I am running my own tweaked version of ldamodel which plots me the graph between number of passes and topic diff, so that I may do a trial and error with the number of passes chosen in order to get some kind of convergence with my model.
Things are working all right, but I have a few questions:
1. In some of the associated posts on convergence of model, topic_diff was highlighted as one of the parameters to show convergence of the model, which basically is how different is the new topic distribution with a new chunk, than the one which was created without this chunk earlier. If we are able to get a constant or near-constant topic diff, means the model has converged, Now, this is fine but I am sure there must be other ways to show convergence than let's say putting in value of number of passes to 200 and then check with the graph (matplotlib) what's the optimum number of passes to run the model on specific corpus. I heard of VARMAXTER or something (not sure) from one of the replies by Radim in other posts, however couldn't find it anywhere in gensim. So, any ideas there would be appreciated.

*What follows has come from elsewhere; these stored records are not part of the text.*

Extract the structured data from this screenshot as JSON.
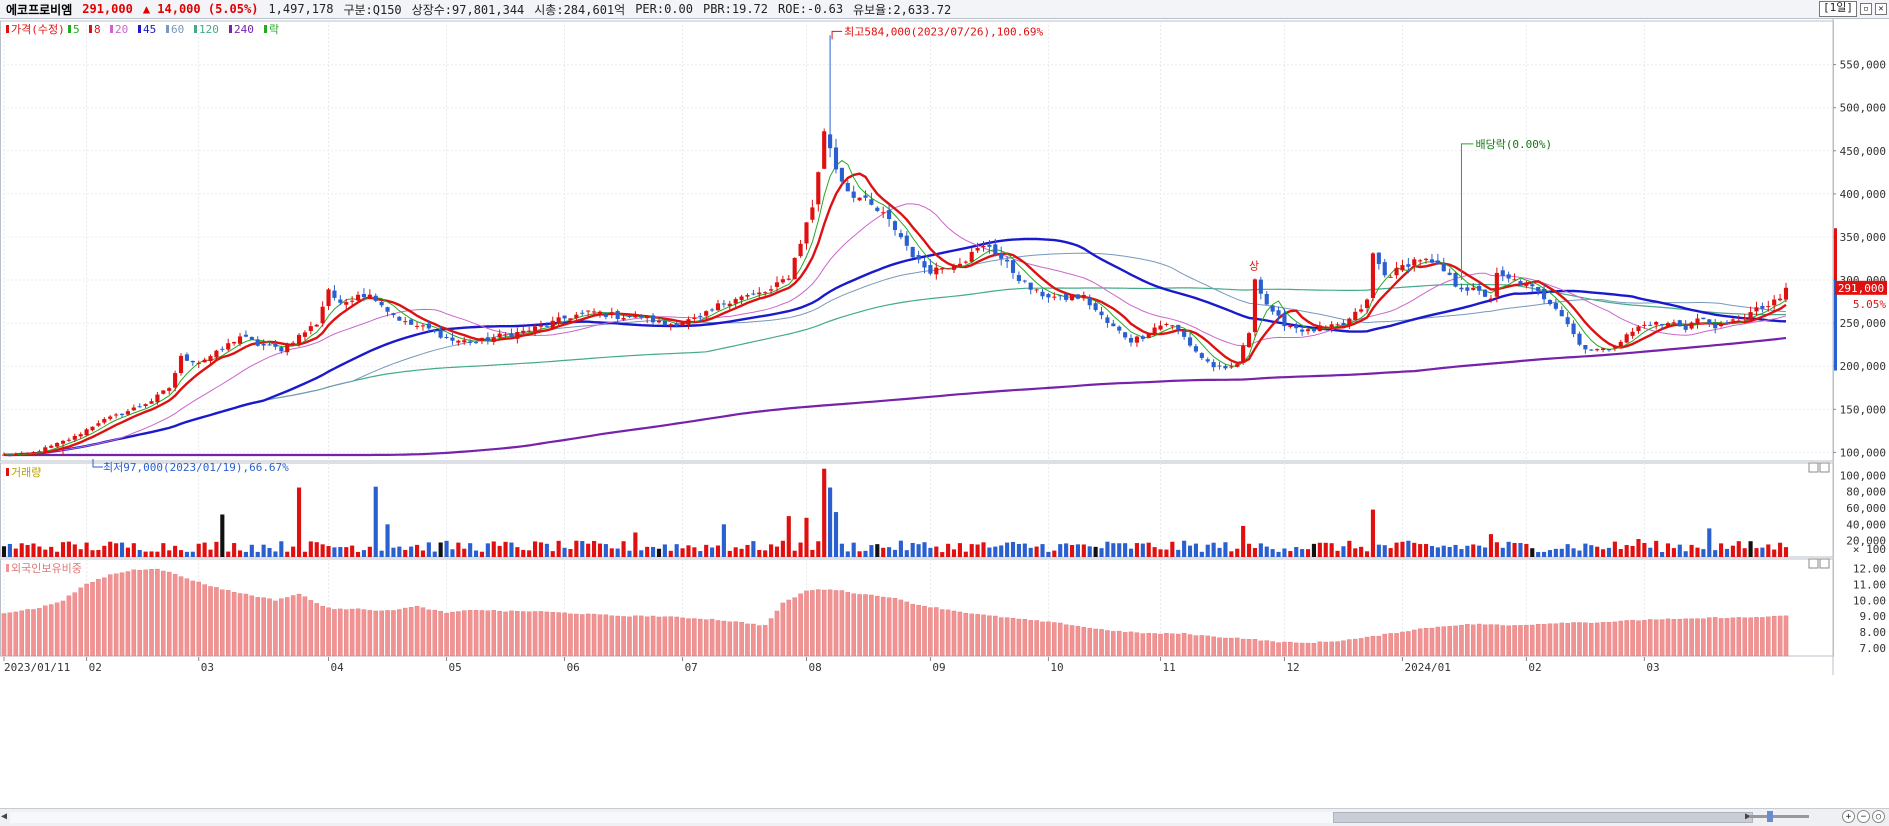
{
  "header": {
    "name": "에코프로비엠",
    "price": "291,000",
    "change": "▲ 14,000 (5.05%)",
    "volume": "1,497,178",
    "market": "구분:Q150",
    "shares": "상장수:97,801,344",
    "mktcap": "시총:284,601억",
    "per": "PER:0.00",
    "pbr": "PBR:19.72",
    "roe": "ROE:-0.63",
    "float": "유보율:2,633.72",
    "period": "[1일]"
  },
  "colors": {
    "up": "#e01010",
    "down": "#2a5fd0",
    "neutral": "#111111",
    "ma5": "#22aa22",
    "ma8": "#dd1111",
    "ma20": "#cc66cc",
    "ma45": "#1a1acc",
    "ma60": "#7799bb",
    "ma120": "#44aa88",
    "ma240": "#7722aa",
    "foreign": "#f29393"
  },
  "chart_data": [
    {
      "type": "candlestick",
      "legend": [
        {
          "label": "가격(수정)",
          "color": "#e01010"
        },
        {
          "label": "5",
          "color": "#22aa22"
        },
        {
          "label": "8",
          "color": "#dd1111"
        },
        {
          "label": "20",
          "color": "#cc66cc"
        },
        {
          "label": "45",
          "color": "#1a1acc"
        },
        {
          "label": "60",
          "color": "#7799bb"
        },
        {
          "label": "120",
          "color": "#44aa88"
        },
        {
          "label": "240",
          "color": "#7722aa"
        },
        {
          "label": "락",
          "color": "#22aa22"
        }
      ],
      "yticks": [
        100000,
        150000,
        200000,
        250000,
        300000,
        350000,
        400000,
        450000,
        500000,
        550000
      ],
      "ytick_labels": [
        "100,000",
        "150,000",
        "200,000",
        "250,000",
        "300,000",
        "350,000",
        "400,000",
        "450,000",
        "500,000",
        "550,000"
      ],
      "ylim": [
        90000,
        596000
      ],
      "price_anchors": [
        [
          0,
          97000
        ],
        [
          3,
          98000
        ],
        [
          5,
          100000
        ],
        [
          8,
          107000
        ],
        [
          12,
          118000
        ],
        [
          16,
          135000
        ],
        [
          20,
          145000
        ],
        [
          25,
          160000
        ],
        [
          28,
          175000
        ],
        [
          30,
          210000
        ],
        [
          33,
          205000
        ],
        [
          36,
          215000
        ],
        [
          40,
          235000
        ],
        [
          43,
          225000
        ],
        [
          47,
          220000
        ],
        [
          50,
          235000
        ],
        [
          53,
          250000
        ],
        [
          55,
          290000
        ],
        [
          57,
          270000
        ],
        [
          60,
          285000
        ],
        [
          63,
          280000
        ],
        [
          65,
          265000
        ],
        [
          68,
          250000
        ],
        [
          72,
          243000
        ],
        [
          76,
          230000
        ],
        [
          80,
          228000
        ],
        [
          84,
          235000
        ],
        [
          88,
          240000
        ],
        [
          92,
          248000
        ],
        [
          96,
          258000
        ],
        [
          100,
          263000
        ],
        [
          104,
          258000
        ],
        [
          108,
          258000
        ],
        [
          112,
          248000
        ],
        [
          115,
          252000
        ],
        [
          118,
          255000
        ],
        [
          121,
          270000
        ],
        [
          124,
          280000
        ],
        [
          127,
          282000
        ],
        [
          130,
          288000
        ],
        [
          133,
          305000
        ],
        [
          135,
          345000
        ],
        [
          137,
          385000
        ],
        [
          139,
          470000
        ],
        [
          140,
          455000
        ],
        [
          141,
          430000
        ],
        [
          143,
          405000
        ],
        [
          145,
          395000
        ],
        [
          147,
          385000
        ],
        [
          149,
          375000
        ],
        [
          151,
          360000
        ],
        [
          153,
          340000
        ],
        [
          155,
          320000
        ],
        [
          157,
          312000
        ],
        [
          159,
          315000
        ],
        [
          161,
          320000
        ],
        [
          163,
          325000
        ],
        [
          165,
          335000
        ],
        [
          167,
          340000
        ],
        [
          169,
          325000
        ],
        [
          171,
          310000
        ],
        [
          173,
          295000
        ],
        [
          175,
          285000
        ],
        [
          177,
          282000
        ],
        [
          179,
          278000
        ],
        [
          181,
          280000
        ],
        [
          183,
          280000
        ],
        [
          185,
          265000
        ],
        [
          187,
          250000
        ],
        [
          189,
          240000
        ],
        [
          191,
          230000
        ],
        [
          193,
          235000
        ],
        [
          195,
          245000
        ],
        [
          197,
          250000
        ],
        [
          199,
          242000
        ],
        [
          201,
          225000
        ],
        [
          203,
          210000
        ],
        [
          205,
          200000
        ],
        [
          207,
          195000
        ],
        [
          209,
          203000
        ],
        [
          211,
          240000
        ],
        [
          212,
          305000
        ],
        [
          213,
          285000
        ],
        [
          215,
          260000
        ],
        [
          217,
          250000
        ],
        [
          219,
          245000
        ],
        [
          221,
          240000
        ],
        [
          223,
          244000
        ],
        [
          225,
          245000
        ],
        [
          227,
          248000
        ],
        [
          229,
          260000
        ],
        [
          231,
          275000
        ],
        [
          232,
          330000
        ],
        [
          234,
          305000
        ],
        [
          236,
          310000
        ],
        [
          238,
          320000
        ],
        [
          240,
          325000
        ],
        [
          242,
          318000
        ],
        [
          244,
          310000
        ],
        [
          246,
          295000
        ],
        [
          248,
          290000
        ],
        [
          250,
          285000
        ],
        [
          252,
          280000
        ],
        [
          253,
          305000
        ],
        [
          255,
          300000
        ],
        [
          257,
          298000
        ],
        [
          259,
          290000
        ],
        [
          261,
          280000
        ],
        [
          263,
          270000
        ],
        [
          265,
          250000
        ],
        [
          267,
          225000
        ],
        [
          269,
          220000
        ],
        [
          271,
          218000
        ],
        [
          273,
          225000
        ],
        [
          275,
          235000
        ],
        [
          277,
          245000
        ],
        [
          279,
          250000
        ],
        [
          281,
          248000
        ],
        [
          283,
          250000
        ],
        [
          285,
          245000
        ],
        [
          287,
          255000
        ],
        [
          289,
          250000
        ],
        [
          291,
          245000
        ],
        [
          293,
          252000
        ],
        [
          295,
          258000
        ],
        [
          297,
          265000
        ],
        [
          299,
          270000
        ],
        [
          301,
          277000
        ],
        [
          302,
          291000
        ]
      ],
      "last_index": 302,
      "last_price": 291000,
      "highest": {
        "index": 140,
        "value": 584000,
        "label": "최고584,000(2023/07/26),100.69%"
      },
      "lowest": {
        "index": 10,
        "value": 97000,
        "label": "최저97,000(2023/01/19),66.67%"
      },
      "dividend_label": "배당락(0.00%)",
      "dividend_index": 247,
      "event_label": "상",
      "event_index": 212,
      "last_change_pct": "5.05%",
      "last_price_label": "291,000"
    },
    {
      "type": "bar",
      "title": "거래량",
      "yticks": [
        20000,
        40000,
        60000,
        80000,
        100000
      ],
      "ytick_labels": [
        "20,000",
        "40,000",
        "60,000",
        "80,000",
        "100,000"
      ],
      "unit_label": "× 100",
      "ylim": [
        0,
        115000
      ],
      "spikes": [
        {
          "index": 37,
          "value": 52000
        },
        {
          "index": 50,
          "value": 85000
        },
        {
          "index": 63,
          "value": 86000
        },
        {
          "index": 65,
          "value": 40000
        },
        {
          "index": 107,
          "value": 30000
        },
        {
          "index": 122,
          "value": 40000
        },
        {
          "index": 133,
          "value": 50000
        },
        {
          "index": 136,
          "value": 48000
        },
        {
          "index": 139,
          "value": 108000
        },
        {
          "index": 140,
          "value": 85000
        },
        {
          "index": 141,
          "value": 55000
        },
        {
          "index": 210,
          "value": 38000
        },
        {
          "index": 232,
          "value": 58000
        },
        {
          "index": 252,
          "value": 28000
        },
        {
          "index": 277,
          "value": 22000
        },
        {
          "index": 289,
          "value": 35000
        }
      ]
    },
    {
      "type": "bar",
      "title": "외국인보유비중",
      "yticks": [
        7,
        8,
        9,
        10,
        11,
        12
      ],
      "ytick_labels": [
        "7.00",
        "8.00",
        "9.00",
        "10.00",
        "11.00",
        "12.00"
      ],
      "ylim": [
        6.5,
        12.6
      ],
      "anchors": [
        [
          0,
          9.2
        ],
        [
          6,
          9.5
        ],
        [
          10,
          10.0
        ],
        [
          14,
          11.0
        ],
        [
          18,
          11.6
        ],
        [
          22,
          11.9
        ],
        [
          26,
          12.0
        ],
        [
          30,
          11.5
        ],
        [
          34,
          11.0
        ],
        [
          38,
          10.6
        ],
        [
          42,
          10.3
        ],
        [
          46,
          10.0
        ],
        [
          50,
          10.4
        ],
        [
          53,
          9.8
        ],
        [
          56,
          9.4
        ],
        [
          60,
          9.5
        ],
        [
          64,
          9.3
        ],
        [
          70,
          9.6
        ],
        [
          75,
          9.2
        ],
        [
          80,
          9.4
        ],
        [
          85,
          9.3
        ],
        [
          90,
          9.3
        ],
        [
          95,
          9.2
        ],
        [
          100,
          9.1
        ],
        [
          105,
          9.0
        ],
        [
          110,
          9.0
        ],
        [
          115,
          8.9
        ],
        [
          120,
          8.8
        ],
        [
          125,
          8.6
        ],
        [
          129,
          8.4
        ],
        [
          132,
          9.8
        ],
        [
          136,
          10.6
        ],
        [
          140,
          10.7
        ],
        [
          145,
          10.4
        ],
        [
          150,
          10.2
        ],
        [
          155,
          9.7
        ],
        [
          160,
          9.4
        ],
        [
          165,
          9.1
        ],
        [
          170,
          8.9
        ],
        [
          175,
          8.7
        ],
        [
          180,
          8.5
        ],
        [
          185,
          8.2
        ],
        [
          190,
          8.0
        ],
        [
          195,
          7.9
        ],
        [
          200,
          7.9
        ],
        [
          205,
          7.7
        ],
        [
          210,
          7.6
        ],
        [
          215,
          7.4
        ],
        [
          220,
          7.3
        ],
        [
          225,
          7.4
        ],
        [
          230,
          7.6
        ],
        [
          235,
          7.9
        ],
        [
          240,
          8.2
        ],
        [
          245,
          8.4
        ],
        [
          250,
          8.5
        ],
        [
          255,
          8.4
        ],
        [
          260,
          8.5
        ],
        [
          265,
          8.6
        ],
        [
          270,
          8.6
        ],
        [
          275,
          8.7
        ],
        [
          280,
          8.8
        ],
        [
          285,
          8.8
        ],
        [
          290,
          8.9
        ],
        [
          295,
          8.9
        ],
        [
          302,
          9.0
        ]
      ]
    }
  ],
  "months": [
    {
      "index": 0,
      "label": "2023/01/11"
    },
    {
      "index": 14,
      "label": "02"
    },
    {
      "index": 33,
      "label": "03"
    },
    {
      "index": 55,
      "label": "04"
    },
    {
      "index": 75,
      "label": "05"
    },
    {
      "index": 95,
      "label": "06"
    },
    {
      "index": 115,
      "label": "07"
    },
    {
      "index": 136,
      "label": "08"
    },
    {
      "index": 157,
      "label": "09"
    },
    {
      "index": 177,
      "label": "10"
    },
    {
      "index": 196,
      "label": "11"
    },
    {
      "index": 217,
      "label": "12"
    },
    {
      "index": 237,
      "label": "2024/01"
    },
    {
      "index": 258,
      "label": "02"
    },
    {
      "index": 278,
      "label": "03"
    }
  ]
}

Note: I am running ldamodel on a corpus of around 4k documents. My idea is to keep adding documents and updating the corpus. However, veritably when documents and numbers of passes are fewer gensim gives me a warning asking me either to increase the number of passes or the iterations. This is fine and it is clear from the code as well. Hence, my choice of number of passes is 200 and then checking my plot to see convergence.
2. In some of the replies on related topic, I heard of something like "model converging on xx/xx documents". I have never gotten this kind of log at all in the result of my running the model. Does it mean my model is not converging at all. Or, has it been removed from gensim package. Asking because any statement of this order is not present in any script in gensim package. Any confirmation here would be appreciated.